Sehrawat assumed the role of BJP district vice president in Najafgarh in 2007. She contested the MLA election from the Matiala Assembly constituency in 2008 but lost to Sumesh Shokeen of Indian National Congress by 6,629 votes. From 2009 to 2014, she served as the secretary of the Delhi Pradesh BJP. She ascended to the presidency of the BJP Delhi Mahila Morcha from 2014 to 2016.

In 2014, she was selected as the nominee for mayor of South Delhi Municipal Corporation. Between 2016 and 2017, Sehrawat was BJP’s vice president of Delhi State. In 2022, Sehrawat won Councillor election from Dwarka B ward.

Sehrawat served as the vice president of the BJP's Delhi State from 2016 to 2017, contributing to the party's strategic planning and outreach efforts. Subsequently, she was elected as a member of the Standing Committee in 2018.

Sehrawat was selected as the BJP candidate for the West Delhi in the 2024 Lok Sabha elections.

== Political contributions and initiatives ==
Sehrawat has been actively involved in advocating for women's empowerment and has led various campaigns and programs aimed at improving the status of women in society.

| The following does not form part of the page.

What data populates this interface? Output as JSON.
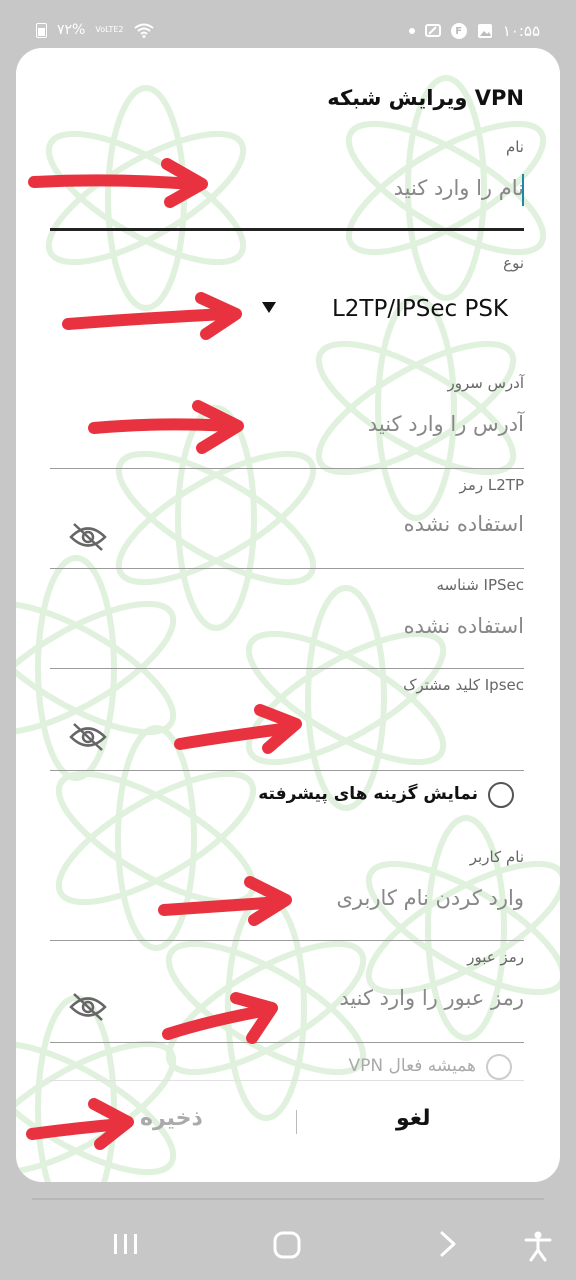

Serving as the president of the BJP Delhi Mahila Morcha, she concentrated on increasing women's involvement in politics and ensuring their representation across different levels of governances.

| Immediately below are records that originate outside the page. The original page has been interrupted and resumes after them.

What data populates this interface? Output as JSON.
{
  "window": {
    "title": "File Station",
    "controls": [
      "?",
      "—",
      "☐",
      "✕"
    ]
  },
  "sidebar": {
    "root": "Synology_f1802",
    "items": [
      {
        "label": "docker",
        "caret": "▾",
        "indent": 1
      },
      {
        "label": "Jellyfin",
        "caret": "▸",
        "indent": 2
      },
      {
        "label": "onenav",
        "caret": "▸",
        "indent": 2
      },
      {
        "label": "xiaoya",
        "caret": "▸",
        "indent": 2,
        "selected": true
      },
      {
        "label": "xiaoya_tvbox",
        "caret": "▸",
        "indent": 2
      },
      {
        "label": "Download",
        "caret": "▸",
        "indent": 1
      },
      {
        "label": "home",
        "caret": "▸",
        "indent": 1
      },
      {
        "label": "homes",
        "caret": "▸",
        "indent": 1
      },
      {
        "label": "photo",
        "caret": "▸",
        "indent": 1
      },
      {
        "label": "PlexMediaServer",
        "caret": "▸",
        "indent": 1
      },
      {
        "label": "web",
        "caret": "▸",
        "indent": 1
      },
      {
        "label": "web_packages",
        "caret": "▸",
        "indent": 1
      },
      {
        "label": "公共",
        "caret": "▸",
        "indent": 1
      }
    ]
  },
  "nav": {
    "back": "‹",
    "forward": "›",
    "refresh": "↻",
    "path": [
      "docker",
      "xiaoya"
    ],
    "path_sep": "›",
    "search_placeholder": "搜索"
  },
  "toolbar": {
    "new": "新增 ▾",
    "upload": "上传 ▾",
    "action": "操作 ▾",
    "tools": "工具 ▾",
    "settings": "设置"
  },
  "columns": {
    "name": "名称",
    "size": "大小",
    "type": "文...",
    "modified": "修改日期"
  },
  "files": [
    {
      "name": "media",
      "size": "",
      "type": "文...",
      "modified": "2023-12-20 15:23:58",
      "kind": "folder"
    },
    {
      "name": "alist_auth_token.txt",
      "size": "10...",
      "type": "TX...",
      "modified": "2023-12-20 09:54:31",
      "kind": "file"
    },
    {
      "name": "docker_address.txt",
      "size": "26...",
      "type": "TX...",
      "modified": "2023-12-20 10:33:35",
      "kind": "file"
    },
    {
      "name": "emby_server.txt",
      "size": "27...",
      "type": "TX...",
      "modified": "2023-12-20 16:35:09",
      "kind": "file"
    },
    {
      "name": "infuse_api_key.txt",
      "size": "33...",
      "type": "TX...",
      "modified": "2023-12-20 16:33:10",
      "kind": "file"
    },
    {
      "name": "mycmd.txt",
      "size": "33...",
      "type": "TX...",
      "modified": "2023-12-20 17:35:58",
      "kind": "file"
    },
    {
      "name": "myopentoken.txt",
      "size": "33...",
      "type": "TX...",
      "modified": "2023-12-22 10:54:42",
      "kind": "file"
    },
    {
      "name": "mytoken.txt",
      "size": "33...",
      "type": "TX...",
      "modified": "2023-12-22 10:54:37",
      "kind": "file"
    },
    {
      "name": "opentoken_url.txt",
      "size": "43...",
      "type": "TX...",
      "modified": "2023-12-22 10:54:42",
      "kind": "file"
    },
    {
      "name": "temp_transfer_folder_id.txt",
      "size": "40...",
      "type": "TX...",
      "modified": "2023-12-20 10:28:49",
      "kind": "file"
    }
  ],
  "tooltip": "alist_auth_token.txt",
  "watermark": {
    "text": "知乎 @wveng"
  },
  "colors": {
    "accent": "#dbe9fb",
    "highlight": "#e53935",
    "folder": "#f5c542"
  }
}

During her tenure as the mayor of the South Delhi Municipal Corporation, Sehrawat launched several initiatives focused on enhancing civic infrastructure and services. These included cleanliness drives, waste management programs, and projects aimed at beautifying the city, all aimed at improving the overall quality of life for residents. Additionally, she emphasized the development of parks, recreational facilities, and green spaces to foster a healthier and more sustainable urban environment.

As the vice president of the BJP's Delhi State, Sehrawat played a significant role in formulating and executing the party's election strategy, rallying support, and expanding its grassroots network.

==Personal life ==

She is married to Raj Kumar Sehrawat.